The solid propulsion system consists of three solid vehicle motors to provide power during first stage flight, second stage flight and third stage flight. All of the three solid motors use a single fixed nozzle and do not shut off until the propellant is exhausted.

The first stage motor is 1,40 meters in diameter, having a total mass of 16,621 kg, a burn time of 65 seconds and an impulse of 2,352 Ns/kg. The Second stage motor is 1,40 meters in diameter, having a total mass of 8,686 kg, a burn time of 62 seconds and an impulse of 2,810 NS/kg. The Third stage motor is 1,20 meters in diameter, having a total mass of 3,183 kg, a burn time of 55 seconds and an impulse of 2,850 NS/kg.

The vehicle can be used with two kinds of fairings having a diameter of 1.2 and 1.4 meters according to the space demand of cargo to be orbited.

KZ-1A is launched from a mobile platform. The Mobile Launch Platform mainly includes transport and launch vehicles, test and fire control equipment, aiming equipment, etc.

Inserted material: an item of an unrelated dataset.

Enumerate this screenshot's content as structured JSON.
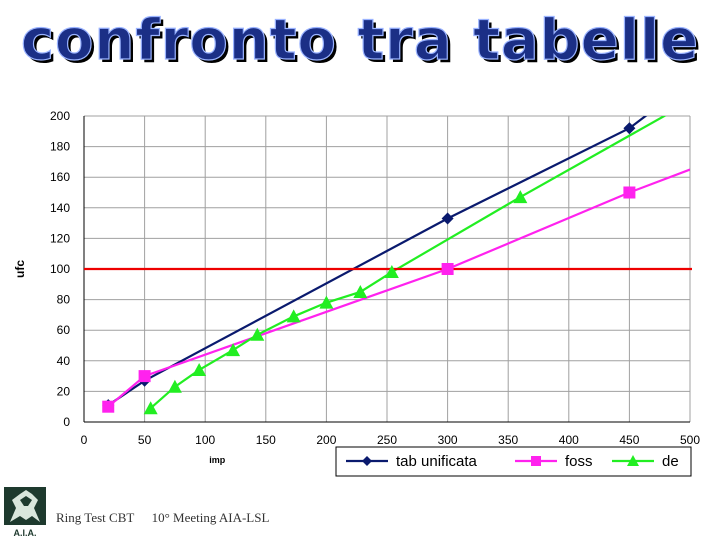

Photo from the previous launch

The MLP transfers the vehicle from technological area to launching area, also providing temperature and environment control of payload, vehicle test and launching by using power supply equipment, test and fire control equipment, aiming equipment, temperature control device, which are integrated into the platform. The transport and launch vehicle employs a semi-trailer which is usually used for transporting containers.

The usual launch profile sees the first stage separation taking place 1 minute and 23 seconds after launch. The second stage separation takes place at 2 minutes 21 seconds after launch, and the fairing jettisoning 15 seconds after second stage separation.

Ignition of the third stage occurs at 192 seconds into the flight, ending 1 minute 32 seconds later. Three seconds after third stage separation, the fourth and last stage gives the last kick into orbit, with a burn duration of 12 minutes and 45 seconds. Spacecraft separation takes place 17 minutes and 40 seconds after launch.

The Jiuquan Satellite Launch Center, in Ejin-Banner – a county in Alashan League of the Inner Mongolia Autonomous Region – was the first Chinese satellite launch center and is also known as the Shuang Cheng Tze launch center.

The launch site at Jiuquan

Jiuquan was originally used to launch scientific and recoverable satellites into medium or low earth orbits at high inclinations. It is also the place where all the Chinese manned missions are launched.

The site includes a Technical Centre, two Launch Complexes, Mission Command and Control Centre, Launch Control Centre, propellant fuelling systems, tracking and communication systems, gas supply systems, weather forecast systems, and logistic support systems.

The LC-43 launch complex, also known as the South Launch Site (SLS) is equipped with two launch pads: 91 and 94. Launch Pad 91 is used for the manned program for the launch of the Long March-2F launch vehicle (Shenzhou and Tiangong). Launch Pad 94 is used for unmanned orbital launches by the Long March-2C, Long March-2D and Long March-4C launch vehicles.

Other launch zones at the launch site are used for launching the Kuaizhou, the CZ-11 Chang Zheng-11 and other solid propellant commercial / private launch vehicles.

The first orbital launch took place on April 24, 1970 when the CZ-1 Chang Zheng-1 rocket launched the first Chinese satellite, the Dongfanghong-1 (04382 1970-034A).